Заметив, что слушают рыбаки вполуха, Иван себя прервал. Стихи не увлекли.

— Вижу, не очень кстати.

— Своими словами давай, — сказал Пашка.

— Верно, москвич. Про себя загни.

И Перелюба поддержал:

— Не для чего-чего, как прочего такого.

— Понял, — Ржагин привстал на колени. — Без роду в род — веселый народ. Мы ведь на судьбу не в обиде. Про что?

— Валяй про что хошь.

— Лишь бы чудно сплошь?

И рассказал — гримасничая, преувеличенно жестикулируя:

— Везунчик я. Многие мои погодки так и не вылупились, а я вот есть. Болтаюсь, живу.

Тут присутствуют товарищи, которые помнят. Зима сорок второго. И хотя фрицу уже дали хорошенький влуп, время все-таки было не самое удобное.

Но — рожали. И по любви, и всяко.

Ночь была неприютная, завывала метель, и моя лекальщица, чтобы согреться, проплакала всю ночь в обнимку с пронырой-тыловиком. Перинные луга, жалкое бабье одиночество и полное отсутствие перспективы.

Меня, конечно, не спрашивали, хочу я того или нет.

Безответственность.

Им виднее. И вот, спустя семь месяцев — бесспорно, лучшее время в моей жизни — я уже надрывался криком в чудом уцелевшем, но чистеньком роддоме где-то у Соколиной горы.

Явился я вопреки, и, может быть, поэтому всем на нервы действовал. Ну, сами виноваты. Если бы меня спросили, я бы им сразу сказал, что ничего путного из этой затеи не получится. Легкомыслие, я так понимаю, в любом деле наказуемо. Болтун и притвора. Нарцисс. «Ишь ты, гордяк», — ворчала, помню, палатная нянечка (соску я постоянно выплевывал, а она кряхтела, и ползала под кроватью, и очень живописно ругалась). Весь какой-то половинчатый, какой-то весь полу, с примесью авантюризма, криводушный и хитрован. Но не лгун, все, что угодно, но только не лгун.

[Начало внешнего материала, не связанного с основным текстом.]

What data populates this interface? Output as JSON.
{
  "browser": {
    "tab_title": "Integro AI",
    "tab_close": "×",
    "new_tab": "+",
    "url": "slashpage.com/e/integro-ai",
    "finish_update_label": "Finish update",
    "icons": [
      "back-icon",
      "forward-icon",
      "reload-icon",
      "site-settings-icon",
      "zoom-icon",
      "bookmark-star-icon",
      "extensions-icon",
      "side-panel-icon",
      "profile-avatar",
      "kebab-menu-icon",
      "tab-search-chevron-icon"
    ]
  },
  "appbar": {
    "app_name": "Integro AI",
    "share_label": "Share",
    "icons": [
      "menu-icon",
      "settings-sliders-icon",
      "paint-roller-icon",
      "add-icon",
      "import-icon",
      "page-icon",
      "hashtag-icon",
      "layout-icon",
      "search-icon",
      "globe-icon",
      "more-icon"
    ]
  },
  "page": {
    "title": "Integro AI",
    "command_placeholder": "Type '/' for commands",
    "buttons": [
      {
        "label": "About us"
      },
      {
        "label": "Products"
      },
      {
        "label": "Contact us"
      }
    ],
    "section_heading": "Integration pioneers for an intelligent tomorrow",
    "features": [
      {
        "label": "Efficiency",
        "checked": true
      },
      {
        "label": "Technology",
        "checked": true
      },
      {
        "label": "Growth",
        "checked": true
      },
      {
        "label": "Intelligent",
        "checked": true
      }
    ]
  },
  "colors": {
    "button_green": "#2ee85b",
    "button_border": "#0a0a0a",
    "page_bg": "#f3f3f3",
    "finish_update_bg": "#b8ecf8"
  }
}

А что вы хотите? С родителями — завал.

Мужичонка, естественно, канул загодя. Растворился и пропал в хитросплетениях военного тыла. А с этой, лекальщицы, что взять? Особа непрактичная. Осталась как и была, одна, без мужика, без мужа. Ей от чистого сердца советовали, когда живот рос, отыщи доброхотов, и чтоб подешевле. Пусть в кухоньке, пусть где-нибудь на отшибе, в какой-нибудь коммуналочке. Не беда, что необихожено. Зато тайно. Быстренько четвертуют, и как ничего и не было.

Робела.

Дотянула, нескладеха, на свою голову.

Вот он я. Получай.

Не перинные луга. Тут забота долгая.

Ее и прихватило.

Молока — ерунда, капля. Дом топить нечем. На работе ждут не дождутся. Кто поможет? Всем трудно. Если и посочувствуют, то издали, на бегу.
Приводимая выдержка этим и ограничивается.